Были октябрьские, холодные, сухие дни. Вдруг выпал снег. Голодная, с утра бежала на Лубянку. Тащила сыну передачу, еду, одеяло, я снесла раз и иконку, но латыш с бешенством швырнул ее на пол. Бунтовать уж не могла теперь. За грязными стенами, за махоркою, штыками — сидел мальчик. Увидеть его я не могла! Разве напора во мне было мало? Нет, я летала — не ходила. Завывали ранние октябрьские метели. Звонили в церквах. Желтые фонари утром, вечером резали глаза мертвым своим, ужасным светом. В днях, сумрачно-белесых, предо мной мелькали кабинеты, лица, стук машинок, холод ненависти ненавистных, бедра секретарш, развязно дрыгавших остриженными волосами, френчи, куртки кожаные, пиджаки сытых сановников, в сознаньи власти принимающих от барышни трубку: «А, Франц Вениаминыч! Приостановить нельзя? Да. Мы успели бы еще!» Кабинеты светлые, с зеркалами и диванами, и мрачные логова на Лубянке, ругань часовых и вонь приемных с ошалелыми людьми, тащущими скарб последний для последних часов милых сердцу. И винтовки, и обмотки, и цыгарки, сумасшедшее мельканье голых, пустых дней, боль от усталости — в затылке, туман голода, намученные ноги в стоптанных ботинках, мокрых — и кровоточащий палец. На седьмой день я хромала. Приходила я домой — не приходила, приплеталась — и лежала у себя в холодной комнате. Георгий Александрович приносил мне чашку супу из моркови, но и он куда-то часто отлучался. Приходилось и одной лежать. Вакханка Бруни ласково и сладострастно улыбалась со стены. Ветер рвал крышу прогнившую. Я не шевелилась. И пустой, страшный вихрь метался у меня в мозгу.
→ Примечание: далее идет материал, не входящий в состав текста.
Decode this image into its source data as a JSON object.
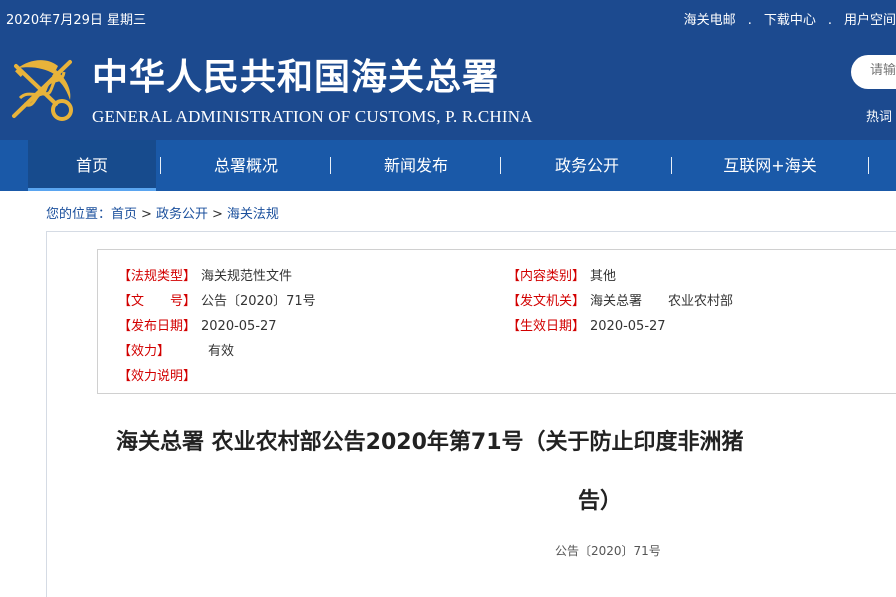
{
  "topbar": {
    "date": "2020年7月29日 星期三",
    "links": [
      "海关电邮",
      "下载中心",
      "用户空间"
    ],
    "separator": "."
  },
  "site": {
    "title_cn": "中华人民共和国海关总署",
    "title_en": "GENERAL ADMINISTRATION OF CUSTOMS, P. R.CHINA"
  },
  "search": {
    "placeholder": "请输",
    "hot_label": "热词"
  },
  "nav": {
    "items": [
      "首页",
      "总署概况",
      "新闻发布",
      "政务公开",
      "互联网+海关"
    ],
    "active_index": 0,
    "separator": "|"
  },
  "breadcrumb": {
    "prefix": "您的位置：",
    "items": [
      "首页",
      "政务公开",
      "海关法规"
    ],
    "separator": ">"
  },
  "meta": {
    "law_type_label": "【法规类型】",
    "law_type": "海关规范性文件",
    "content_category_label": "【内容类别】",
    "content_category": "其他",
    "doc_number_label": "【文　　号】",
    "doc_number": "公告〔2020〕71号",
    "issuing_org_label": "【发文机关】",
    "issuing_org": "海关总署　　农业农村部",
    "publish_date_label": "【发布日期】",
    "publish_date": "2020-05-27",
    "effective_date_label": "【生效日期】",
    "effective_date": "2020-05-27",
    "validity_label": "【效力】",
    "validity": "有效",
    "validity_note_label": "【效力说明】",
    "validity_note": ""
  },
  "document": {
    "title_line1": "海关总署 农业农村部公告2020年第71号（关于防止印度非洲猪",
    "title_line2": "告）",
    "number": "公告〔2020〕71号"
  },
  "colors": {
    "header_bg": "#1c4a8f",
    "nav_bg": "#1a59a8",
    "label_red": "#d20000",
    "link_blue": "#1a4f9c"
  }
}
Маркел не возвращался. Он до Петербурга ехал трое суток. Часто вспоминала я о нем. И мне казалось, что в кровавых и седых туманах так же мечется он сейчас, драный и замученный, от одного врага к другому.
И я попала, наконец, к «главному».
Мне не забыть длинной, узкой комнаты его. Сухой, остроугольный, и без возраста. За столом. Плед на ногах. Желтая рука с перстнем спокойно и безостановочно строчит. Поднял на меня бесцветные глаза, тонкие губы чуть-чуть шевельнулись. Франц Вениаминыч — писатель и любитель музыки.
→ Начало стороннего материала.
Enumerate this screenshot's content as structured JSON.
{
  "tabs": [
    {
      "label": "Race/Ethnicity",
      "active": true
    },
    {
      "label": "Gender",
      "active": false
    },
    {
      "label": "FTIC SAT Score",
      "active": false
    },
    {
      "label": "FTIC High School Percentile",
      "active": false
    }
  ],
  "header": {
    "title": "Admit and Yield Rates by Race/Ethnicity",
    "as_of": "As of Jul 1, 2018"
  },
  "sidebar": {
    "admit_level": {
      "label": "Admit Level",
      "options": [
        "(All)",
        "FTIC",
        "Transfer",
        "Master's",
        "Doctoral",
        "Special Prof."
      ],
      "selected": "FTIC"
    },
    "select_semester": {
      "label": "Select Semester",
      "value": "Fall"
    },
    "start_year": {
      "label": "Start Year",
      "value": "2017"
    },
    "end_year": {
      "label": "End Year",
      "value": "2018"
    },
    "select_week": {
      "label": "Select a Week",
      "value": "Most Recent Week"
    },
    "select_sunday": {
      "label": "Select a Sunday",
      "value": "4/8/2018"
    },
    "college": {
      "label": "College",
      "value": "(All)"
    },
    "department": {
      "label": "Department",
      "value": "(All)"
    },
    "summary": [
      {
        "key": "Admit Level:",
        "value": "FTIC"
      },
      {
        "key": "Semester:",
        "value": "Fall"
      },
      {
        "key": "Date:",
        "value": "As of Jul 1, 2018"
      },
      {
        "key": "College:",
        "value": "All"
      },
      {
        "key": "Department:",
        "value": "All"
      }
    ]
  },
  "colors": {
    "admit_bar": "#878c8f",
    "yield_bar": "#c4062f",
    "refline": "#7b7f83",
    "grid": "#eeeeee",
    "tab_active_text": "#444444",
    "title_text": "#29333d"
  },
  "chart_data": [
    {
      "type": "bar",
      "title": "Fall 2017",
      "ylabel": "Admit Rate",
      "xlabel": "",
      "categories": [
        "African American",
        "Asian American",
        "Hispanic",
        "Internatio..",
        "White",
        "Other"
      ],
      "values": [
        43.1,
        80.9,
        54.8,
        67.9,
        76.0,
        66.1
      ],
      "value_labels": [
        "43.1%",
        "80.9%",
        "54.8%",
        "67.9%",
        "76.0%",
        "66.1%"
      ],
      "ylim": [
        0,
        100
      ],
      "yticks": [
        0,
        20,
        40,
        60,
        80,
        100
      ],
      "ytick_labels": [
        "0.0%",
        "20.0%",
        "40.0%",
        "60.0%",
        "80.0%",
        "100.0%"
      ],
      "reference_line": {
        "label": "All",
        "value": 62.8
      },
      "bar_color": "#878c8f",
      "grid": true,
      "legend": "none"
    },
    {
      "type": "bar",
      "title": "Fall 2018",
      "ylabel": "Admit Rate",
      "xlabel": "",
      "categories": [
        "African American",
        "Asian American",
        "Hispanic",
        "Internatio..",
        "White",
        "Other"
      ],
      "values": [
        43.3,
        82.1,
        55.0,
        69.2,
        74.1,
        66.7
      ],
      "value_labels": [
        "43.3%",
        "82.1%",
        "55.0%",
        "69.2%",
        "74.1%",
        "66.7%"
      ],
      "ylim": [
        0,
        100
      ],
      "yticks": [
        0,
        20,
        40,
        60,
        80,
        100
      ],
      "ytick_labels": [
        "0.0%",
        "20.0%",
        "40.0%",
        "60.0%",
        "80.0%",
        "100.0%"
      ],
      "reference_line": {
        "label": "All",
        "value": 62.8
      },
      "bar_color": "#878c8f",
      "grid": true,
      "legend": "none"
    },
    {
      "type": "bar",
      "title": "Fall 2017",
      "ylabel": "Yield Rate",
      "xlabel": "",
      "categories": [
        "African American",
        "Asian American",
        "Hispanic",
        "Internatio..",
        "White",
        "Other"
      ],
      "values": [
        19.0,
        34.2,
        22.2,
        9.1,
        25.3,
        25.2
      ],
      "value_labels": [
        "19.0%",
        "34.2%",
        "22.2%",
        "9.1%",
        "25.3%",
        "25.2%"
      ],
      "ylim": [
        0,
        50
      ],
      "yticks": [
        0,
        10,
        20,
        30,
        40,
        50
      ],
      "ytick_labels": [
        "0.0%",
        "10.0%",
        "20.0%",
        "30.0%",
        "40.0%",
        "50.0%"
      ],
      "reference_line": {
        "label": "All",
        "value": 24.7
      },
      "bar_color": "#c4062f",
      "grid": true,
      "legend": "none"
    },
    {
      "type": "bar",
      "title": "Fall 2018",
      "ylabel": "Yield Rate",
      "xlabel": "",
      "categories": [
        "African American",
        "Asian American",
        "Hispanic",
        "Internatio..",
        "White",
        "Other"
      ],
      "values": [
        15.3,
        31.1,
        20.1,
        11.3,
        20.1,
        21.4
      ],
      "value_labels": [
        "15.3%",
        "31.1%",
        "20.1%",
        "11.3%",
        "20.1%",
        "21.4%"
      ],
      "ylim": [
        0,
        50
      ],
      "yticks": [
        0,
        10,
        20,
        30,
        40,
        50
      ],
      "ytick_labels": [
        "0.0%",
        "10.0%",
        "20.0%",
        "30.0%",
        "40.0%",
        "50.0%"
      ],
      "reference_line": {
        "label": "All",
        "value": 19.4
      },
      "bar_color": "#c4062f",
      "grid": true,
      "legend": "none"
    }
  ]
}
— Дело вашего сына не кончено.
Я подала ему письмо. Взглянул, и отложил. «Дело» Андрюши!
Желтый свет лампочки, желтый пушок на руках, желтый отлив неживой кожи на лице.
— Нам пишут много таких писем. Следствие продлиться еще две недели.
— Но ведь он ребенок.
Франц Вениаминович продолжал писать, и на мгновенье поднял глазки, но не на меня, куда-то вбок.
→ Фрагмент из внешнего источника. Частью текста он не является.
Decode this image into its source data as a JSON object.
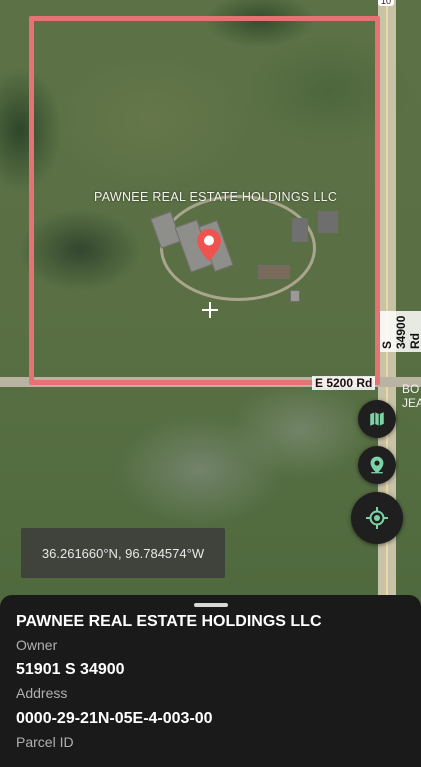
{
  "map": {
    "parcel_label": "PAWNEE REAL ESTATE HOLDINGS LLC",
    "road_vertical": "S 34900 Rd",
    "road_horizontal": "E 5200 Rd",
    "road_marker": "10",
    "edge_label_1": "BO",
    "edge_label_2": "JEA",
    "parcel_color": "#e57373",
    "pin_color": "#ef5350"
  },
  "controls": {
    "layers_icon": "map-icon",
    "pin_icon": "location-pin-icon",
    "locate_icon": "my-location-icon"
  },
  "coordinates": "36.261660°N, 96.784574°W",
  "sheet": {
    "owner_value": "PAWNEE REAL ESTATE HOLDINGS LLC",
    "owner_label": "Owner",
    "address_value": "51901 S 34900",
    "address_label": "Address",
    "parcel_value": "0000-29-21N-05E-4-003-00",
    "parcel_label": "Parcel ID"
  }
}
Когда я вышла, пустота ревела вокруг вихрями — острой метелью резала глаза и щеки. «Пожалеет?» Обогнула угол здания, прислонилась к стене дома. Часовой меня прогнал. Я медленно пошла к Арбату. На Кузнецком пусто, и темно. Метель свистит. На тротуаре то наметен пласт, то ноги скользят по льду. Магазины заколочены. И шибко ветер подгоняет вниз, к Неглинной.
Театр Художественный, клуб Литературный. У Никитских ворот груда камней — столовая Троицкой, да обгорелый костяк дома Коробова.
Но переулок у Арбата прежний. По нем иду, как много лет назад, не думаю, ноги ведут.
Забора перед мастерской уж нет. Но дверь все та же. Блок скрипит. Над притолокою голова Минервы в шлеме.
— Кто там?
Нет, не «весеннее видение», и не соловушка. Куски холста, торсы и ноги, кресло на вертушке, холод с антресоли — тень огромная со свечей в руке.
Я поднялась наверх, нахрамывая.
— Ба-атюшки мои!
Александр Андреич был в тулупе, седой, всклокоченный. На столе — тарань, кусочек хлеба, полбутылки. Спиртом пахнет.
— Ну вот, ну вот, ну что такое? Почему замучены, милая голова?
— Что это, водка?
— Не так, чтоб очень, собственного выгона…
Я налила в его же рюмку, выпила.
— Послушайте, вы, там… Вы с ними близки.
И рассказала про Андрюшу. Стало теплее. В голове кружилось, но я говорила медленно, и тяжело.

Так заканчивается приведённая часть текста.